Ethiopian opposition leader outlines roadmap to political reform

(L-R) Dr. Berhanu Nega, founder of the new political party Ethiopia Citizens for Social Justice (ECSJ), and Ms. Bronwyn Bruton, Director of Programs and Studies and Deputy Director of the Atlantic Council's Africa Center, discuss political reform in Ethiopia. (Atlantic Council/James Wholley)

On Tuesday, June 4, the Africa Center hosted a roundtable with Dr. Berhanu Nega, founder of the new political party Ethiopia Citizens for Social Justice (ECSJ).

Dr. Berhanu summarized the current situation in Ethiopia as one of hope and anxiety. He claimed many Ethiopians remain optimistic that a real transition to democracy is possible, but also cautioned against the impatience of the youth population for sweeping immediate change, characterizing the popular intent as “revolution” rather than “reform.” He also spoke extensively about the challenges involved in staging credible elections by May 2020, describing the difficulties of resolving ethnic-based conflicts and tribal alliances without constitutional reform. Dr.

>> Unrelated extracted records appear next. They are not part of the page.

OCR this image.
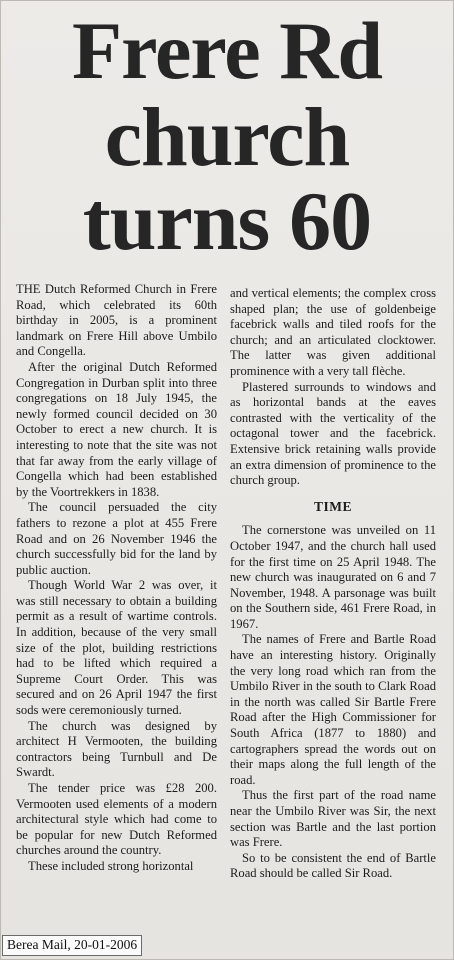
Frere Rd
church
turns 60

THE Dutch Reformed Church in Frere Road, which celebrated its 60th birthday in 2005, is a prominent landmark on Frere Hill above Umbilo and Congella.

After the original Dutch Reformed Congregation in Durban split into three congregations on 18 July 1945, the newly formed council decided on 30 October to erect a new church. It is interesting to note that the site was not that far away from the early village of Congella which had been established by the Voortrekkers in 1838.

The council persuaded the city fathers to rezone a plot at 455 Frere Road and on 26 November 1946 the church successfully bid for the land by public auction.

Though World War 2 was over, it was still necessary to obtain a building permit as a result of wartime controls. In addition, because of the very small size of the plot, building restrictions had to be lifted which required a Supreme Court Order. This was secured and on 26 April 1947 the first sods were ceremoniously turned.

The church was designed by architect H Vermooten, the building contractors being Turnbull and De Swardt.

The tender price was £28 200. Vermooten used elements of a modern architectural style which had come to be popular for new Dutch Reformed churches around the country.

These included strong horizontal

and vertical elements; the complex cross shaped plan; the use of goldenbeige facebrick walls and tiled roofs for the church; and an articulated clocktower. The latter was given additional prominence with a very tall flèche.

Plastered surrounds to windows and as horizontal bands at the eaves contrasted with the verticality of the octagonal tower and the facebrick. Extensive brick retaining walls provide an extra dimension of prominence to the church group.

TIME

The cornerstone was unveiled on 11 October 1947, and the church hall used for the first time on 25 April 1948. The new church was inaugurated on 6 and 7 November, 1948. A parsonage was built on the Southern side, 461 Frere Road, in 1967.

The names of Frere and Bartle Road have an interesting history. Originally the very long road which ran from the Umbilo River in the south to Clark Road in the north was called Sir Bartle Frere Road after the High Commissioner for South Africa (1877 to 1880) and cartographers spread the words out on their maps along the full length of the road.

Thus the first part of the road name near the Umbilo River was Sir, the next section was Bartle and the last portion was Frere.

So to be consistent the end of Bartle Road should be called Sir Road.

Berea Mail, 20-01-2006
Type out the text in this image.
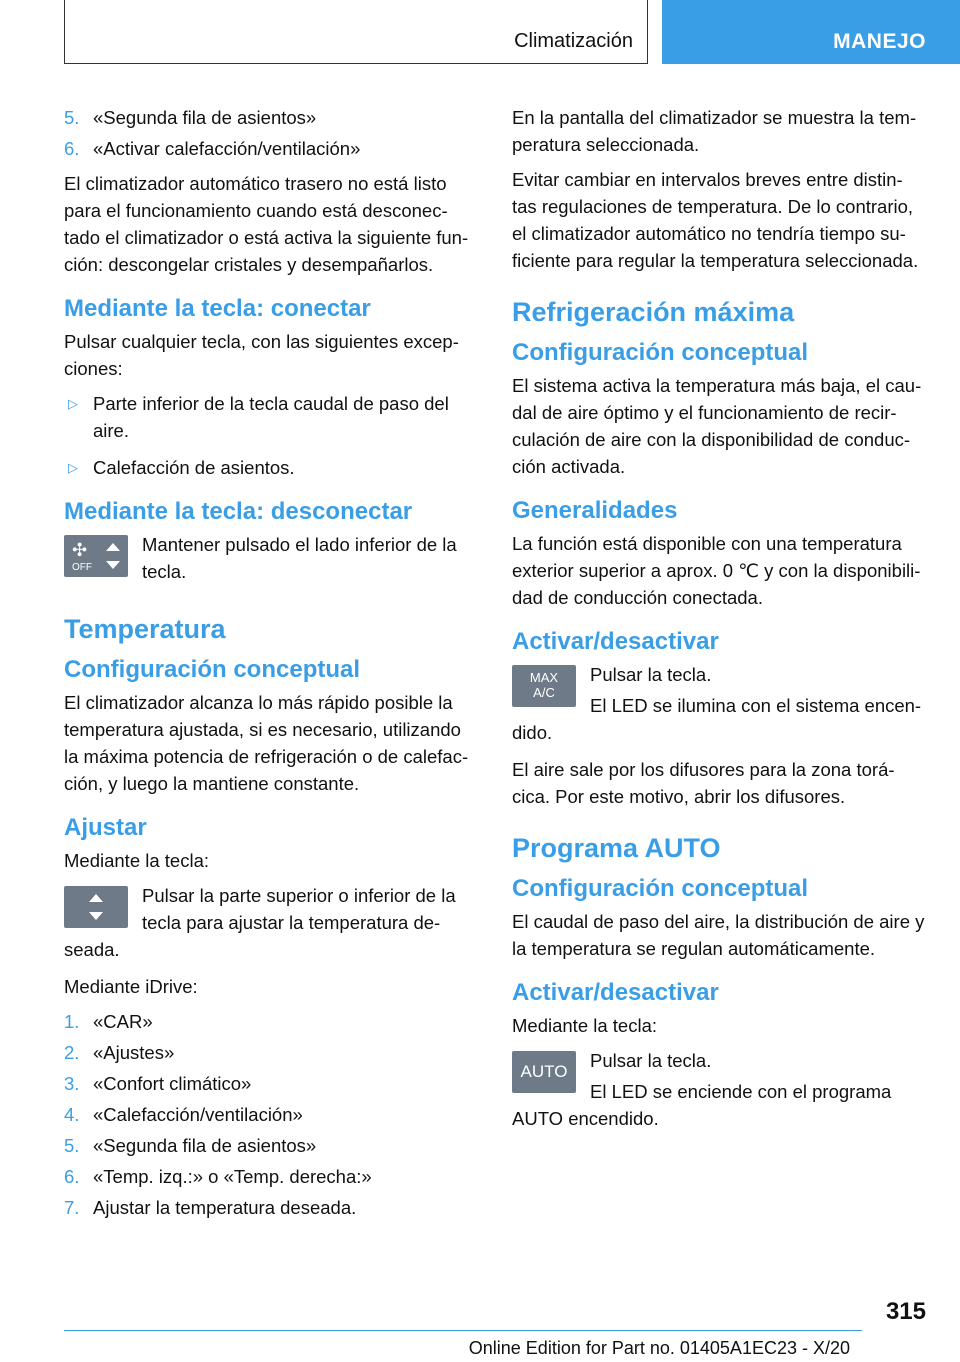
Climatización	MANEJO
5. «Segunda fila de asientos»
6. «Activar calefacción/ventilación»

El climatizador automático trasero no está listo para el funcionamiento cuando está desconec‐tado el climatizador o está activa la siguiente fun‐ción: descongelar cristales y desempañarlos.

Mediante la tecla: conectar

Pulsar cualquier tecla, con las siguientes excep‐ciones:

▷ Parte inferior de la tecla caudal de paso del aire.
▷ Calefacción de asientos.
Mediante la tecla: desconectar
✣
OFF
Mantener pulsado el lado inferior de la tecla.
Temperatura
Configuración conceptual

El climatizador alcanza lo más rápido posible la temperatura ajustada, si es necesario, utilizando la máxima potencia de refrigeración o de calefac‐ción, y luego la mantiene constante.

Ajustar

Mediante la tecla:

Pulsar la parte superior o inferior de la tecla para ajustar la temperatura de‐seada.

Mediante iDrive:

1. «CAR»
2. «Ajustes»
3. «Confort climático»
4. «Calefacción/ventilación»
5. «Segunda fila de asientos»
6. «Temp. izq.:» o «Temp. derecha:»
7. Ajustar la temperatura deseada.

En la pantalla del climatizador se muestra la tem‐peratura seleccionada.

Evitar cambiar en intervalos breves entre distin‐tas regulaciones de temperatura. De lo contrario, el climatizador automático no tendría tiempo su‐ficiente para regular la temperatura seleccionada.

Refrigeración máxima
Configuración conceptual

El sistema activa la temperatura más baja, el cau‐dal de aire óptimo y el funcionamiento de recir‐culación de aire con la disponibilidad de conduc‐ción activada.

Generalidades

La función está disponible con una temperatura exterior superior a aprox. 0 ℃ y con la disponibili‐dad de conducción conectada.

Activar/desactivar
MAX
A/C

Pulsar la tecla.

El LED se ilumina con el sistema encen‐dido.

El aire sale por los difusores para la zona torá‐cica. Por este motivo, abrir los difusores.

Programa AUTO
Configuración conceptual

El caudal de paso del aire, la distribución de aire y la temperatura se regulan automáticamente.

Activar/desactivar

Mediante la tecla:

AUTO

Pulsar la tecla.

El LED se enciende con el programa AUTO encendido.
315
Online Edition for Part no. 01405A1EC23 - X/20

Berhanu noted that the ECSJ is the first political party to not be constituted on ethnic lines with representation in almost all of Ethiopia’s 547 constituencies.

Ms. Bronwyn Bruton, Africa Center director of programs and studies and deputy director, moderated the ensuing discussion, during which participants engaged Dr. Berhanu on the role of outside mediators in Ethiopia’s political reform process, the status of conflict- and drought-IDPs, and Ethiopians’ perception of Prime Minister Abiy Ahmed.